J. Bakker Den Haag, 05 october 2011 Pr. Mauritslaan 25 2582LK Den Haag 070 355 13 86 Energiekamer Wijnhaven (Muzentoren) 24 2511 GA Den Haag
Betreft: commentaar codewijzigingsvoorstel slimme meters
Met “”Kennisgeving Nr. 16456”, Staatscourant 09 september 2011 meldt de Raad van Bestuur van de Nederlandse Mededingingsautoriteit dat een voorstel is ontvangen van de gezamenlijke netbeheerders om “invulling te geven aan de wetswijziging van van 26 februari 2011, tot wijziging van de Elektriciteitswet 1998 en de Gaswet ter verbetering van de werking van de elektriciteits- en gasmarkt”.
Ex lid 4 dezer kennisgeving kunnen zienswijzen naar voren worden gebracht aan de Energiekamer tot en met 10 october 2011, waarbij een ieder ex lid 5 zijn zienswijze mondeling kan toelichten op de op 20 october 2011 te houden hoorzitting.
Onderstaand vindt U mijn commentaar op enkele gas-aspecten; dat commentaar heeft tot doel - enkele omissies in bovengenoemd voorstel aan te duiden en
- aanvullingen te realiseren waardoor aan de stand der techniek zal worden voldaan op basis van Nederlandse publicaties.
De NMa/Energiekamerpublicatie “Begrippenlijst Gas”, editie 01 april 2011 definieert een gasmeter als volgt:
gasmeter: deel van een meetinrichting waarmee het gasvolume onder bedrijfscondities wordt vastgesteld (niet-herleid volume)
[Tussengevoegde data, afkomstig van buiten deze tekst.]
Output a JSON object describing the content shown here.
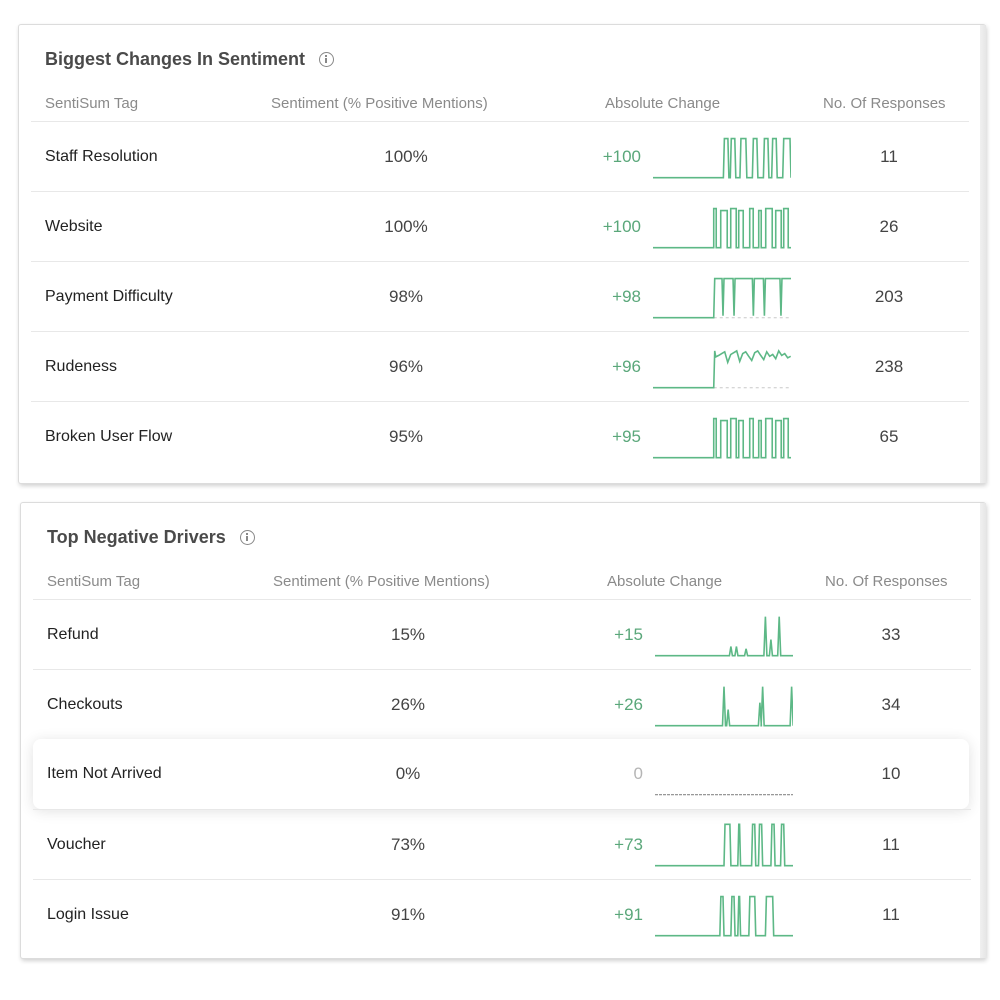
{
  "panels": [
    {
      "title": "Biggest Changes In Sentiment",
      "headers": {
        "tag": "SentiSum Tag",
        "sentiment": "Sentiment (% Positive Mentions)",
        "change": "Absolute Change",
        "responses": "No. Of Responses"
      },
      "rows": [
        {
          "tag": "Staff Resolution",
          "sentiment": "100%",
          "change": "+100",
          "responses": "11",
          "spark": "pulse_sparse"
        },
        {
          "tag": "Website",
          "sentiment": "100%",
          "change": "+100",
          "responses": "26",
          "spark": "pulse_dense"
        },
        {
          "tag": "Payment Difficulty",
          "sentiment": "98%",
          "change": "+98",
          "responses": "203",
          "spark": "plateau_gaps"
        },
        {
          "tag": "Rudeness",
          "sentiment": "96%",
          "change": "+96",
          "responses": "238",
          "spark": "plateau_noisy"
        },
        {
          "tag": "Broken User Flow",
          "sentiment": "95%",
          "change": "+95",
          "responses": "65",
          "spark": "pulse_dense2"
        }
      ]
    },
    {
      "title": "Top Negative Drivers",
      "headers": {
        "tag": "SentiSum Tag",
        "sentiment": "Sentiment (% Positive Mentions)",
        "change": "Absolute Change",
        "responses": "No. Of Responses"
      },
      "rows": [
        {
          "tag": "Refund",
          "sentiment": "15%",
          "change": "+15",
          "responses": "33",
          "spark": "spikes_late"
        },
        {
          "tag": "Checkouts",
          "sentiment": "26%",
          "change": "+26",
          "responses": "34",
          "spark": "spikes_mid"
        },
        {
          "tag": "Item Not Arrived",
          "sentiment": "0%",
          "change": "0",
          "responses": "10",
          "spark": "flat",
          "highlighted": true
        },
        {
          "tag": "Voucher",
          "sentiment": "73%",
          "change": "+73",
          "responses": "11",
          "spark": "pulse_voucher"
        },
        {
          "tag": "Login Issue",
          "sentiment": "91%",
          "change": "+91",
          "responses": "11",
          "spark": "pulse_login"
        }
      ]
    }
  ],
  "colors": {
    "positive": "#5aa77a",
    "neutral": "#b5b5b5",
    "spark_line": "#5db886",
    "baseline_dashed": "#c8c8c8"
  }
}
Een lemma <slim> of <slimme gasmeter> is niet gegeven; zeer vreemd daar die juist het onderwerp is van de uitrol. Netbeheer Nederland geeft in bijlage 1 van zijn aan NMa gericht voorstel N 2011-523 (04 juli 2011) evenmin een voorstel tot nadere definiëring. Indien geen nader omschrijving wordt gegeven, wordt de deur opengezet voor onduidelijkheden en verschillen van mening die mogelijk tijd-, plaats- en capaciteitgebonden zijn.
Mijn voorstel luidt: voeg toe een nadere omschrijving van het begrip <slimme meter> en van <TC-meter>.
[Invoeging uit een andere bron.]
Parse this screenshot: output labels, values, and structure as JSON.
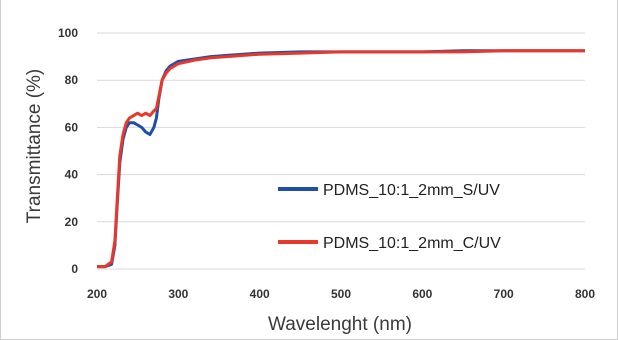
{
  "chart_data": {
    "type": "line",
    "title": "",
    "xlabel": "Wavelenght (nm)",
    "ylabel": "Transmittance (%)",
    "xlim": [
      200,
      800
    ],
    "ylim": [
      0,
      100
    ],
    "x_ticks": [
      200,
      300,
      400,
      500,
      600,
      700,
      800
    ],
    "y_ticks": [
      0,
      20,
      40,
      60,
      80,
      100
    ],
    "grid": "horizontal",
    "legend_position": "lower-right",
    "series": [
      {
        "name": "PDMS_10:1_2mm_S/UV",
        "color": "#1f4ea8",
        "x": [
          200,
          210,
          218,
          222,
          225,
          228,
          232,
          236,
          240,
          245,
          250,
          255,
          260,
          265,
          270,
          273,
          276,
          280,
          285,
          290,
          300,
          320,
          340,
          360,
          380,
          400,
          450,
          500,
          550,
          600,
          650,
          700,
          750,
          800
        ],
        "y": [
          1,
          1,
          2,
          10,
          28,
          45,
          55,
          60,
          62,
          62,
          61,
          60,
          58,
          57,
          60,
          64,
          72,
          80,
          84,
          86,
          88,
          89,
          90,
          90.5,
          91,
          91.5,
          92,
          92,
          92,
          92,
          92.5,
          92.5,
          92.5,
          92.5
        ]
      },
      {
        "name": "PDMS_10:1_2mm_C/UV",
        "color": "#e8372b",
        "x": [
          200,
          210,
          218,
          222,
          225,
          228,
          232,
          236,
          240,
          245,
          250,
          255,
          260,
          265,
          270,
          273,
          276,
          280,
          285,
          290,
          300,
          320,
          340,
          360,
          380,
          400,
          450,
          500,
          550,
          600,
          650,
          700,
          750,
          800
        ],
        "y": [
          1,
          1,
          3,
          12,
          30,
          48,
          57,
          62,
          64,
          65,
          66,
          65,
          66,
          65,
          67,
          68,
          73,
          80,
          83,
          85,
          87,
          88.5,
          89.5,
          90,
          90.5,
          91,
          91.5,
          92,
          92,
          92,
          92,
          92.5,
          92.5,
          92.5
        ]
      }
    ]
  }
}
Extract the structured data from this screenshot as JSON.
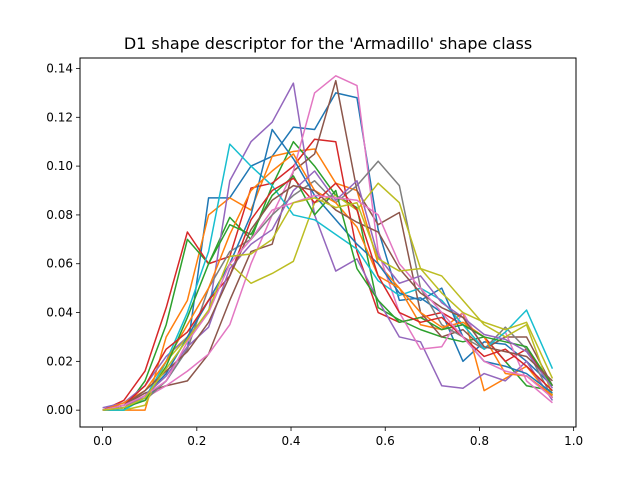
{
  "chart_data": {
    "type": "line",
    "title": "D1 shape descriptor for the 'Armadillo' shape class",
    "xlabel": "",
    "ylabel": "",
    "xlim": [
      -0.048,
      1.005
    ],
    "ylim": [
      -0.0069,
      0.1443
    ],
    "grid": false,
    "x_ticks": [
      0.0,
      0.2,
      0.4,
      0.6,
      0.8,
      1.0
    ],
    "x_tick_labels": [
      "0.0",
      "0.2",
      "0.4",
      "0.6",
      "0.8",
      "1.0"
    ],
    "y_ticks": [
      0.0,
      0.02,
      0.04,
      0.06,
      0.08,
      0.1,
      0.12,
      0.14
    ],
    "y_tick_labels": [
      "0.00",
      "0.02",
      "0.04",
      "0.06",
      "0.08",
      "0.10",
      "0.12",
      "0.14"
    ],
    "x": [
      0.0,
      0.045,
      0.09,
      0.135,
      0.18,
      0.225,
      0.27,
      0.315,
      0.36,
      0.405,
      0.45,
      0.495,
      0.54,
      0.585,
      0.63,
      0.675,
      0.72,
      0.765,
      0.81,
      0.855,
      0.9,
      0.955
    ],
    "series": [
      {
        "color": "#1f77b4",
        "values": [
          0.0,
          0.002,
          0.005,
          0.012,
          0.025,
          0.087,
          0.087,
          0.1,
          0.104,
          0.116,
          0.115,
          0.13,
          0.128,
          0.074,
          0.045,
          0.046,
          0.04,
          0.02,
          0.028,
          0.027,
          0.02,
          0.01
        ]
      },
      {
        "color": "#ff7f0e",
        "values": [
          0.0,
          0.0,
          0.0,
          0.03,
          0.045,
          0.08,
          0.087,
          0.082,
          0.104,
          0.106,
          0.107,
          0.093,
          0.09,
          0.06,
          0.05,
          0.035,
          0.033,
          0.04,
          0.008,
          0.013,
          0.018,
          0.005
        ]
      },
      {
        "color": "#2ca02c",
        "values": [
          0.0,
          0.0,
          0.012,
          0.035,
          0.07,
          0.06,
          0.079,
          0.07,
          0.092,
          0.11,
          0.1,
          0.088,
          0.083,
          0.042,
          0.037,
          0.033,
          0.03,
          0.028,
          0.03,
          0.02,
          0.01,
          0.008
        ]
      },
      {
        "color": "#d62728",
        "values": [
          0.0,
          0.004,
          0.016,
          0.042,
          0.073,
          0.06,
          0.063,
          0.091,
          0.093,
          0.1,
          0.111,
          0.11,
          0.065,
          0.04,
          0.036,
          0.038,
          0.04,
          0.035,
          0.03,
          0.02,
          0.025,
          0.01
        ]
      },
      {
        "color": "#9467bd",
        "values": [
          0.001,
          0.003,
          0.01,
          0.022,
          0.03,
          0.04,
          0.094,
          0.11,
          0.118,
          0.134,
          0.08,
          0.057,
          0.062,
          0.045,
          0.03,
          0.028,
          0.01,
          0.009,
          0.015,
          0.012,
          0.02,
          0.004
        ]
      },
      {
        "color": "#8c564b",
        "values": [
          0.0,
          0.002,
          0.007,
          0.01,
          0.012,
          0.023,
          0.045,
          0.065,
          0.068,
          0.098,
          0.105,
          0.135,
          0.09,
          0.076,
          0.081,
          0.04,
          0.03,
          0.033,
          0.025,
          0.03,
          0.03,
          0.01
        ]
      },
      {
        "color": "#e377c2",
        "values": [
          0.0,
          0.002,
          0.005,
          0.01,
          0.016,
          0.023,
          0.035,
          0.06,
          0.08,
          0.098,
          0.13,
          0.137,
          0.133,
          0.065,
          0.04,
          0.025,
          0.026,
          0.04,
          0.025,
          0.032,
          0.012,
          0.003
        ]
      },
      {
        "color": "#7f7f7f",
        "values": [
          0.0,
          0.001,
          0.004,
          0.012,
          0.025,
          0.05,
          0.065,
          0.07,
          0.08,
          0.088,
          0.094,
          0.085,
          0.092,
          0.102,
          0.092,
          0.05,
          0.035,
          0.03,
          0.025,
          0.034,
          0.025,
          0.005
        ]
      },
      {
        "color": "#bcbd22",
        "values": [
          0.0,
          0.0,
          0.002,
          0.02,
          0.03,
          0.045,
          0.06,
          0.052,
          0.056,
          0.061,
          0.085,
          0.088,
          0.082,
          0.093,
          0.085,
          0.058,
          0.055,
          0.045,
          0.035,
          0.03,
          0.035,
          0.006
        ]
      },
      {
        "color": "#17becf",
        "values": [
          0.0,
          0.0,
          0.005,
          0.02,
          0.04,
          0.065,
          0.109,
          0.1,
          0.092,
          0.08,
          0.078,
          0.072,
          0.066,
          0.053,
          0.047,
          0.05,
          0.045,
          0.035,
          0.025,
          0.032,
          0.041,
          0.017
        ]
      },
      {
        "color": "#1f77b4",
        "values": [
          0.0,
          0.001,
          0.006,
          0.015,
          0.03,
          0.045,
          0.06,
          0.08,
          0.115,
          0.103,
          0.088,
          0.078,
          0.068,
          0.06,
          0.048,
          0.045,
          0.05,
          0.03,
          0.02,
          0.018,
          0.015,
          0.007
        ]
      },
      {
        "color": "#ff7f0e",
        "values": [
          0.0,
          0.003,
          0.008,
          0.02,
          0.035,
          0.05,
          0.072,
          0.09,
          0.098,
          0.105,
          0.09,
          0.085,
          0.075,
          0.055,
          0.05,
          0.04,
          0.034,
          0.036,
          0.03,
          0.015,
          0.014,
          0.006
        ]
      },
      {
        "color": "#2ca02c",
        "values": [
          0.0,
          0.001,
          0.004,
          0.018,
          0.038,
          0.06,
          0.076,
          0.072,
          0.088,
          0.096,
          0.08,
          0.09,
          0.058,
          0.045,
          0.036,
          0.038,
          0.033,
          0.035,
          0.03,
          0.028,
          0.026,
          0.01
        ]
      },
      {
        "color": "#d62728",
        "values": [
          0.0,
          0.002,
          0.01,
          0.025,
          0.032,
          0.045,
          0.055,
          0.078,
          0.09,
          0.095,
          0.085,
          0.093,
          0.082,
          0.055,
          0.04,
          0.036,
          0.038,
          0.03,
          0.022,
          0.025,
          0.018,
          0.008
        ]
      },
      {
        "color": "#9467bd",
        "values": [
          0.0,
          0.001,
          0.006,
          0.014,
          0.026,
          0.034,
          0.058,
          0.068,
          0.074,
          0.09,
          0.098,
          0.086,
          0.094,
          0.063,
          0.052,
          0.055,
          0.044,
          0.038,
          0.031,
          0.029,
          0.024,
          0.009
        ]
      },
      {
        "color": "#8c564b",
        "values": [
          0.0,
          0.002,
          0.008,
          0.016,
          0.024,
          0.036,
          0.055,
          0.074,
          0.086,
          0.092,
          0.09,
          0.082,
          0.077,
          0.073,
          0.058,
          0.048,
          0.042,
          0.038,
          0.026,
          0.024,
          0.022,
          0.012
        ]
      },
      {
        "color": "#e377c2",
        "values": [
          0.0,
          0.002,
          0.006,
          0.012,
          0.028,
          0.04,
          0.06,
          0.07,
          0.082,
          0.085,
          0.088,
          0.087,
          0.086,
          0.08,
          0.06,
          0.05,
          0.04,
          0.03,
          0.02,
          0.016,
          0.014,
          0.005
        ]
      },
      {
        "color": "#bcbd22",
        "values": [
          0.0,
          0.001,
          0.005,
          0.017,
          0.029,
          0.041,
          0.063,
          0.064,
          0.07,
          0.085,
          0.087,
          0.083,
          0.085,
          0.062,
          0.057,
          0.058,
          0.048,
          0.04,
          0.036,
          0.033,
          0.036,
          0.013
        ]
      }
    ]
  }
}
De mogelijke omschrijving <slimme meter> zou kunnen luiden: (deel van een) meetinrichting waarmee het plaatselijk doorgestroomde gasvolume wordt aangeduid, zo veel als mogelijk gebruikmakend van lokale omstandigheden en direct geschikt voor verwerking in eindafrekening.
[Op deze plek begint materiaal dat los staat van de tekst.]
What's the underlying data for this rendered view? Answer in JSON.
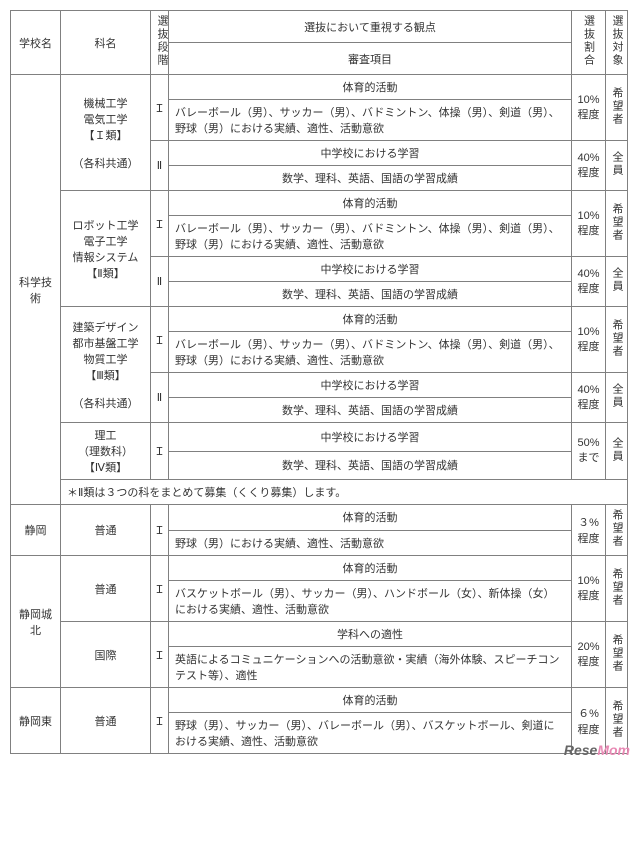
{
  "headers": {
    "school": "学校名",
    "dept": "科名",
    "stage": "選抜段階",
    "viewpoint": "選抜において重視する観点",
    "items": "審査項目",
    "ratio": "選抜割合",
    "target": "選抜対象"
  },
  "stages": {
    "I": "Ｉ",
    "II": "Ⅱ"
  },
  "schools": {
    "kagaku": "科学技術",
    "shizuoka": "静岡",
    "johoku": "静岡城北",
    "higashi": "静岡東"
  },
  "depts": {
    "kikai": "機械工学\n電気工学\n【Ｉ類】\n\n（各科共通）",
    "robot": "ロボット工学\n電子工学\n情報システム\n【Ⅱ類】",
    "kenchiku": "建築デザイン\n都市基盤工学\n物質工学\n【Ⅲ類】\n\n（各科共通）",
    "riko": "理工\n（理数科）\n【Ⅳ類】",
    "futsu": "普通",
    "kokusai": "国際"
  },
  "rows": {
    "pe_title": "体育的活動",
    "pe_detail": "バレーボール（男）、サッカー（男）、バドミントン、体操（男）、剣道（男）、野球（男）における実績、適性、活動意欲",
    "jh_title": "中学校における学習",
    "jh_detail": "数学、理科、英語、国語の学習成績",
    "shizuoka_pe": "野球（男）における実績、適性、活動意欲",
    "johoku_pe": "バスケットボール（男）、サッカー（男）、ハンドボール（女）、新体操（女）における実績、適性、活動意欲",
    "gakka_title": "学科への適性",
    "gakka_detail": "英語によるコミュニケーションへの活動意欲・実績（海外体験、スピーチコンテスト等）、適性",
    "higashi_pe": "野球（男）、サッカー（男）、バレーボール（男）、バスケットボール、剣道における実績、適性、活動意欲"
  },
  "ratios": {
    "p10": "10%\n程度",
    "p40": "40%\n程度",
    "p50": "50%\nまで",
    "p3": "３%\n程度",
    "p20": "20%\n程度",
    "p6": "６%\n程度"
  },
  "targets": {
    "kibou": "希望者",
    "zenin": "全員"
  },
  "note": "＊Ⅱ類は３つの科をまとめて募集（くくり募集）します。",
  "watermark": {
    "r": "Rese",
    "m": "Mom"
  }
}
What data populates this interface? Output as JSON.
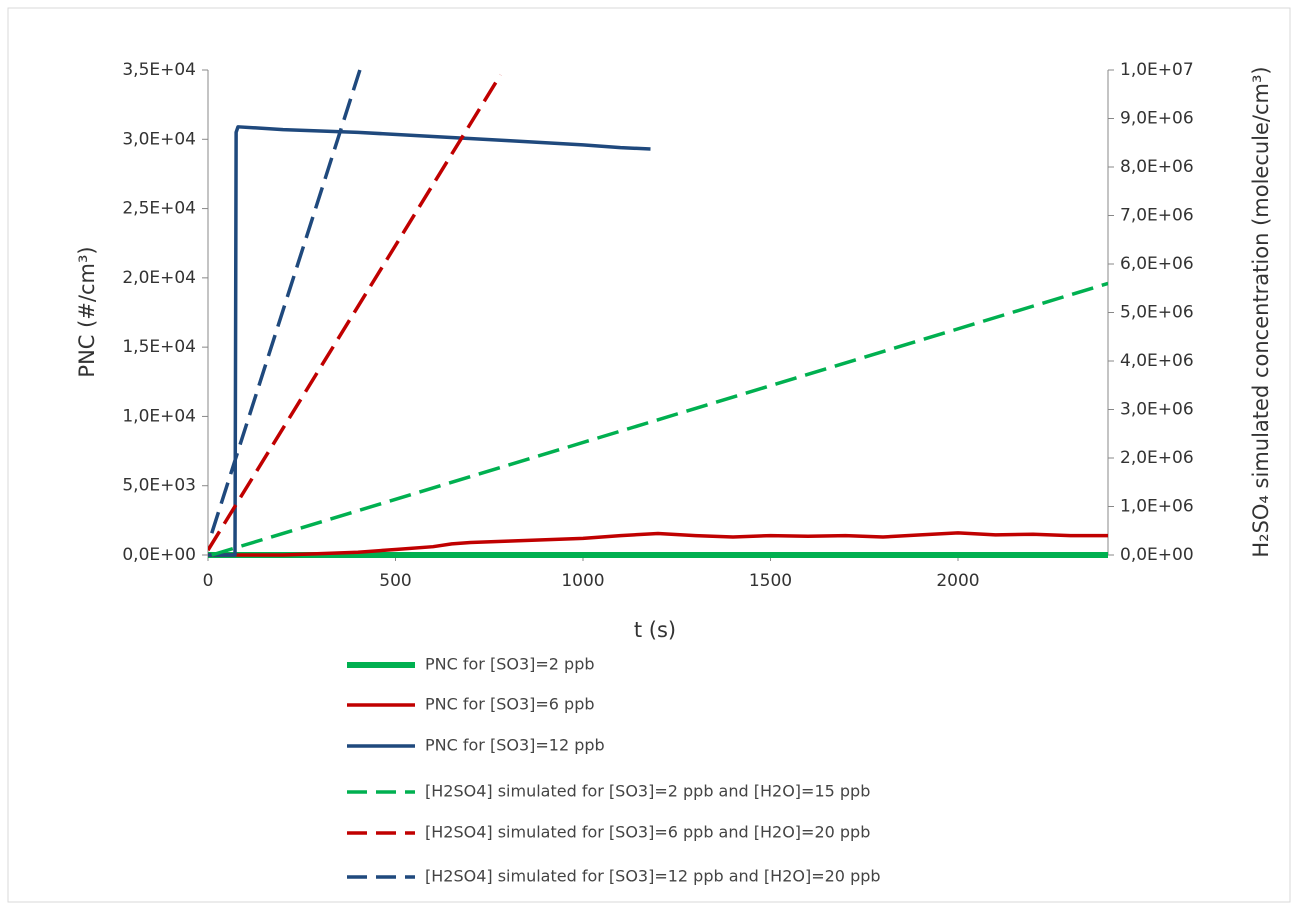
{
  "chart_data": {
    "type": "line",
    "x_label": "t (s)",
    "y_label": "PNC (#/cm³)",
    "y2_label": "H₂SO₄ simulated concentration (molecule/cm³)",
    "xlim": [
      0,
      2400
    ],
    "xticks": [
      0,
      500,
      1000,
      1500,
      2000
    ],
    "ylim": [
      0,
      35000
    ],
    "yticks": [
      {
        "value": 0,
        "label": "0,0E+00"
      },
      {
        "value": 5000,
        "label": "5,0E+03"
      },
      {
        "value": 10000,
        "label": "1,0E+04"
      },
      {
        "value": 15000,
        "label": "1,5E+04"
      },
      {
        "value": 20000,
        "label": "2,0E+04"
      },
      {
        "value": 25000,
        "label": "2,5E+04"
      },
      {
        "value": 30000,
        "label": "3,0E+04"
      },
      {
        "value": 35000,
        "label": "3,5E+04"
      }
    ],
    "y2lim": [
      0,
      10000000
    ],
    "y2ticks": [
      {
        "value": 0,
        "label": "0,0E+00"
      },
      {
        "value": 1000000,
        "label": "1,0E+06"
      },
      {
        "value": 2000000,
        "label": "2,0E+06"
      },
      {
        "value": 3000000,
        "label": "3,0E+06"
      },
      {
        "value": 4000000,
        "label": "4,0E+06"
      },
      {
        "value": 5000000,
        "label": "5,0E+06"
      },
      {
        "value": 6000000,
        "label": "6,0E+06"
      },
      {
        "value": 7000000,
        "label": "7,0E+06"
      },
      {
        "value": 8000000,
        "label": "8,0E+06"
      },
      {
        "value": 9000000,
        "label": "9,0E+06"
      },
      {
        "value": 10000000,
        "label": "1,0E+07"
      }
    ],
    "grid": false,
    "legend": "bottom",
    "series": [
      {
        "name": "PNC for [SO3]=2 ppb",
        "color": "#00b050",
        "style": "solid",
        "width": 6,
        "x": [
          0,
          600,
          1200,
          1800,
          2400
        ],
        "values": [
          0,
          0,
          0,
          0,
          0
        ]
      },
      {
        "name": "PNC for [SO3]=6 ppb",
        "color": "#c00000",
        "style": "solid",
        "width": 3.5,
        "x": [
          0,
          200,
          300,
          400,
          500,
          600,
          650,
          700,
          800,
          900,
          1000,
          1100,
          1200,
          1300,
          1400,
          1500,
          1600,
          1700,
          1800,
          1900,
          2000,
          2100,
          2200,
          2300,
          2400
        ],
        "values": [
          0,
          0,
          100,
          200,
          400,
          600,
          800,
          900,
          1000,
          1100,
          1200,
          1400,
          1550,
          1400,
          1300,
          1400,
          1350,
          1400,
          1300,
          1450,
          1600,
          1450,
          1500,
          1400,
          1400
        ]
      },
      {
        "name": "PNC for [SO3]=12 ppb",
        "color": "#1f497d",
        "style": "solid",
        "width": 3.5,
        "x": [
          0,
          72,
          75,
          80,
          200,
          400,
          600,
          800,
          1000,
          1100,
          1180
        ],
        "values": [
          0,
          0,
          30500,
          30900,
          30700,
          30500,
          30200,
          29900,
          29600,
          29400,
          29300
        ]
      },
      {
        "name": "[H2SO4] simulated for [SO3]=2 ppb and [H2O]=15 ppb",
        "color": "#00b050",
        "style": "dashed",
        "width": 3.5,
        "axis": "y2",
        "x": [
          10,
          2400
        ],
        "values": [
          0,
          5600000
        ]
      },
      {
        "name": "[H2SO4] simulated for [SO3]=6 ppb and [H2O]=20 ppb",
        "color": "#c00000",
        "style": "dashed",
        "width": 3.5,
        "axis": "y2",
        "x": [
          0,
          780
        ],
        "values": [
          100000,
          9900000
        ]
      },
      {
        "name": "[H2SO4] simulated for [SO3]=12 ppb and [H2O]=20 ppb",
        "color": "#1f497d",
        "style": "dashed",
        "width": 3.5,
        "axis": "y2",
        "x": [
          10,
          405
        ],
        "values": [
          450000,
          10000000
        ]
      }
    ]
  }
}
Aansluiting is gezocht bij de omschrijving in de overheidspublicatie
http://www.rijksoverheid.nl/onderwerpen/energie-en-consumenten/slimme-meter?ns_campaign=Thema-economie_en_ondernemen&ro_adgrp=Energie_en_consumenten_Slimme_meter&ns_mchannel=sea&ns_so urce=google&ns_linkname=%2Bslimme%20%2Bmeter&ns_fee=0.00
Daar is aangegeven
“1. Nauwkeurigere eindafrekeningen
De slimme meter zorgt ervoor dat energieleveranciers nauwkeuriger jaar- en eindafrekeningen kunnen maken.”
Andere definitie van zo’n meter is mogelijk, mits de al langjarig gewenste of toegezegde nauwkeurigheid in eindafrekening bereikt en gehandhaafd blijft.
Voor de verschillende betrokkenen – zie onder - zijn er verschillende redenen aan te wijzen om het lemma <slimme meter> op te nemen. dat zijn o.m.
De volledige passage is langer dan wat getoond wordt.